Case Study: AT&T Employee Survey Email – Leadership Failure Analysis
- Tone mismatch
• What he did: Used ultimatums (“align or leave”), quoted a military general about “irrelevance,” and openly warned hybrid/remote fans they won’t fit in.
• Why it fails: Employee survey emails should be trust-building moments. Instead, he made it a punishment memo. It reads defensive and combative — like he’s personally offended by low trust scores.
⸻
- Misinterpreting the data
• What he did: Bragged about 79% commitment while admitting engagement fell from last year.
• Why it fails: That’s corporate gaslighting. If trust is low and engagement is dropping, it’s a leadership problem, not a compliance problem.
• He framed “lack of trust in leadership” as employees being out of alignment instead of leadership earning back trust.
⸻
- No vulnerability, no accountability
• What he did: Zero admission that leadership actions (botched RTO rollout, workspace shortages, inconsistent communication) might have caused disengagement.
• Why it fails: Leaders earn trust by acknowledging their role in problems. He flipped it and blamed the staff.
⸻
- Delivering bad news without a plan
• What he did: Declared “This is our model, period” and vaguely promised future investments without dates or measurable actions.

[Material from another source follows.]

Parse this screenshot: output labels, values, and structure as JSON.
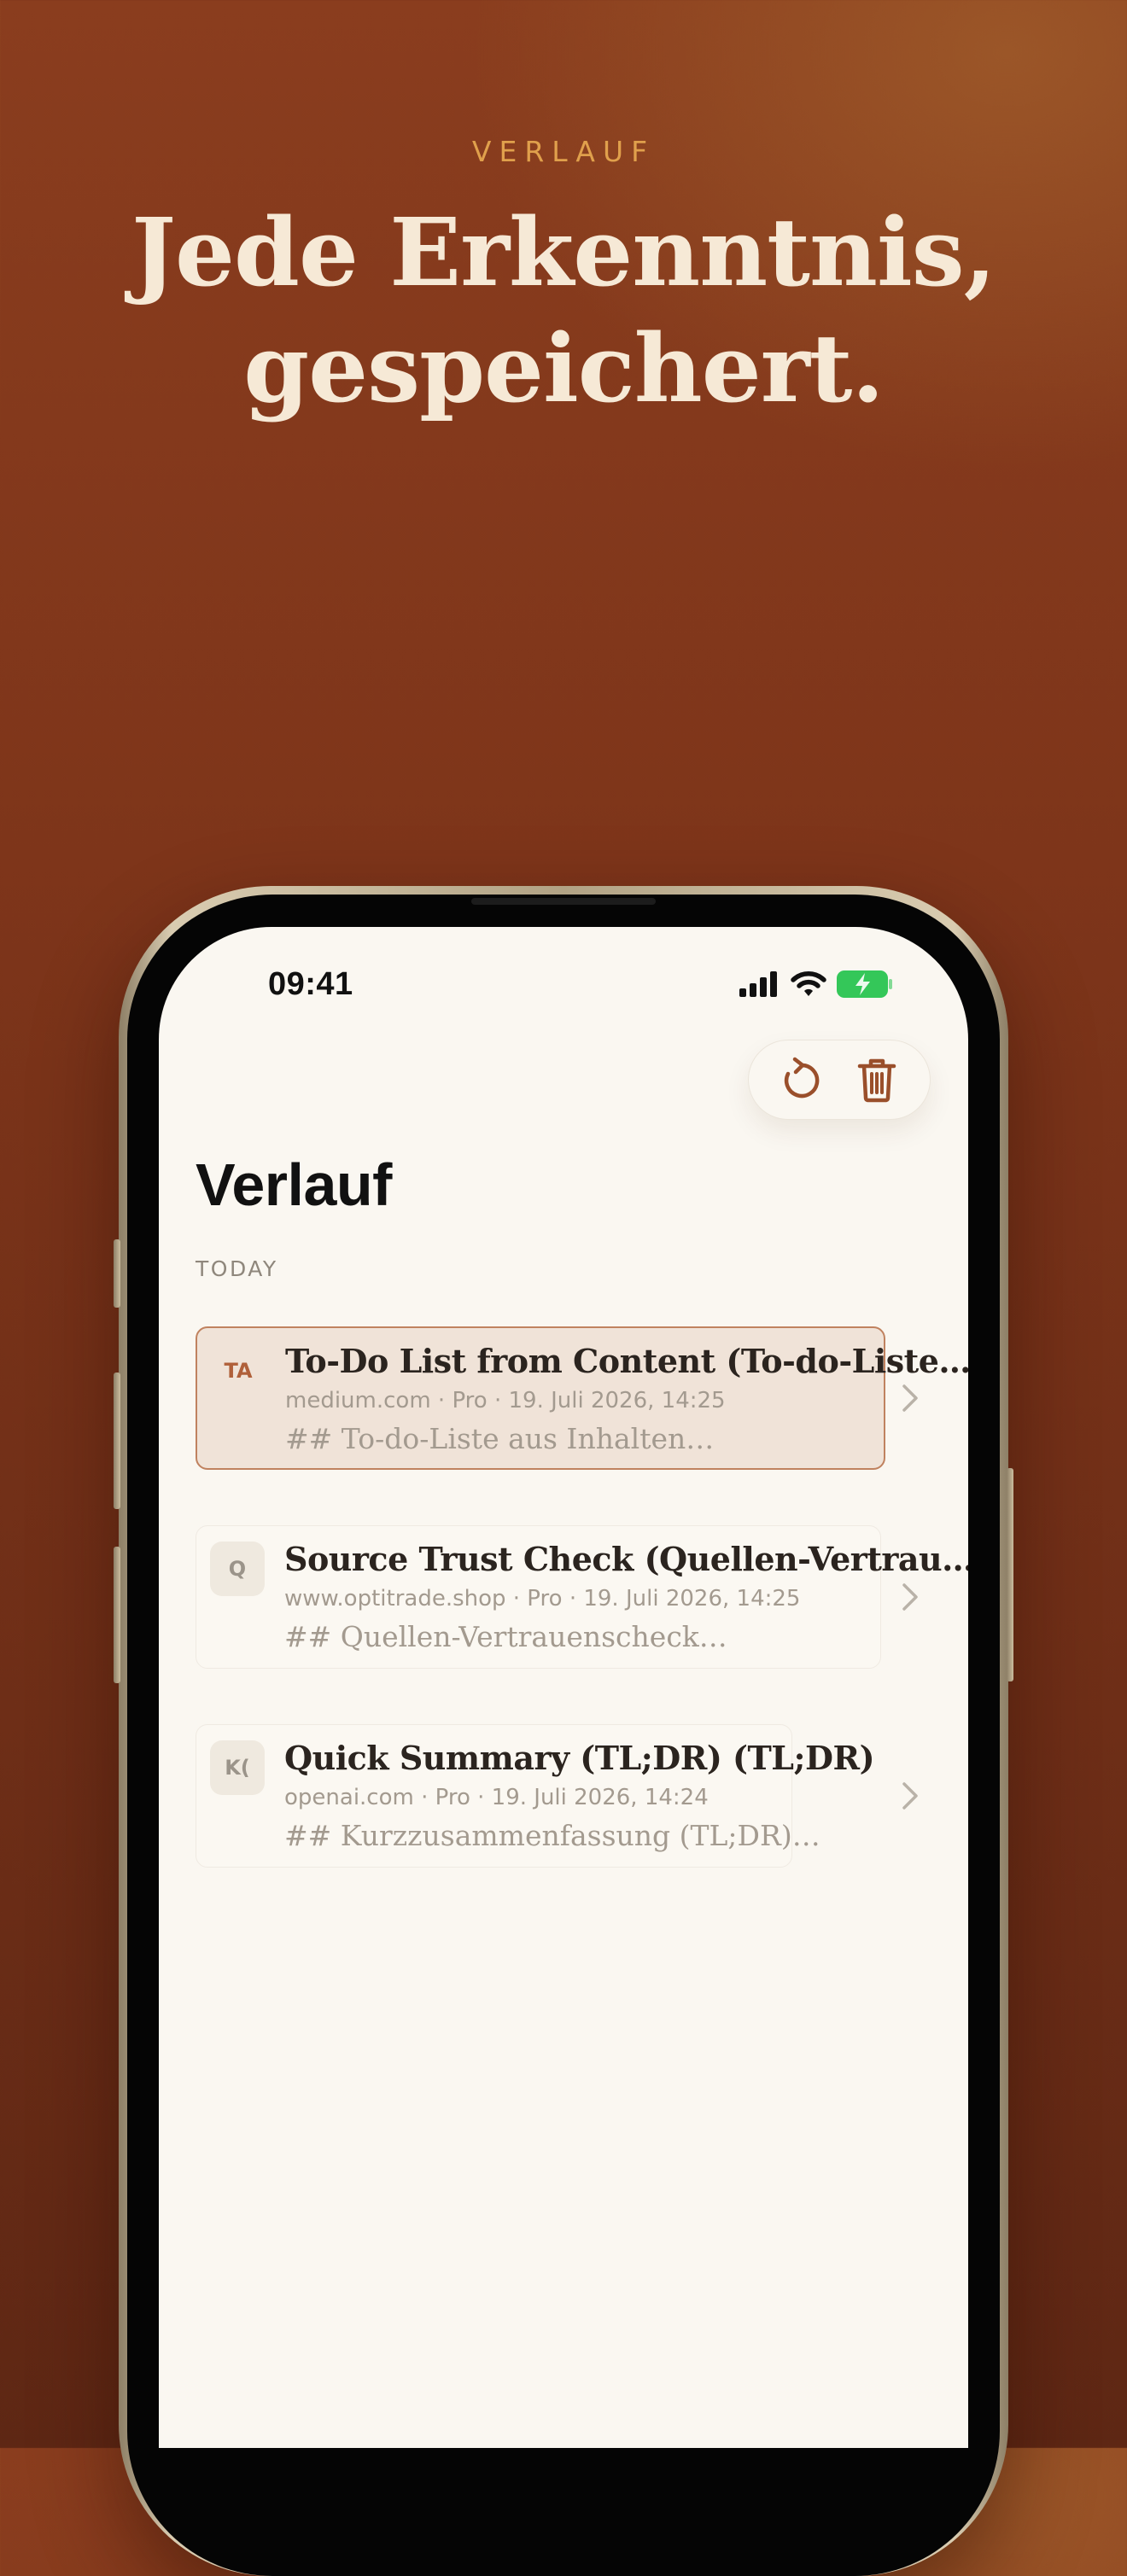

• Why it fails: People already doubt leadership. Empty promises and “we’re looking into it” fuel cynicism.
⸻
- Using fear as a motivator
• What he did: Embedded a “stay or leave” challenge, effectively daring people to quit.
• Why it fails: Fear-based messaging might get short-term compliance, but it drains morale and accelerates attrition — especially among high performers who have other options.
⸻
- Optics disaster
• Stankey is already seen as an aloof, old-school CEO.
• Publicly, the company is bleeding goodwill with both customers and employees.
• Internally, workers already resent the mandatory 5-day RTO without proper infrastructure — now they have a bald, liver-spotted boomer CEO basically saying: “Trust me or get out.”
⸻
Bottom line:
This wasn’t “bold leadership.” It was a reactive ego trip. Instead of leveraging the survey to connect with employees, he doubled down on a top-down, authoritarian style. That might please the board in the short term, but it will cost AT&T talent, productivity, and reputation long-term.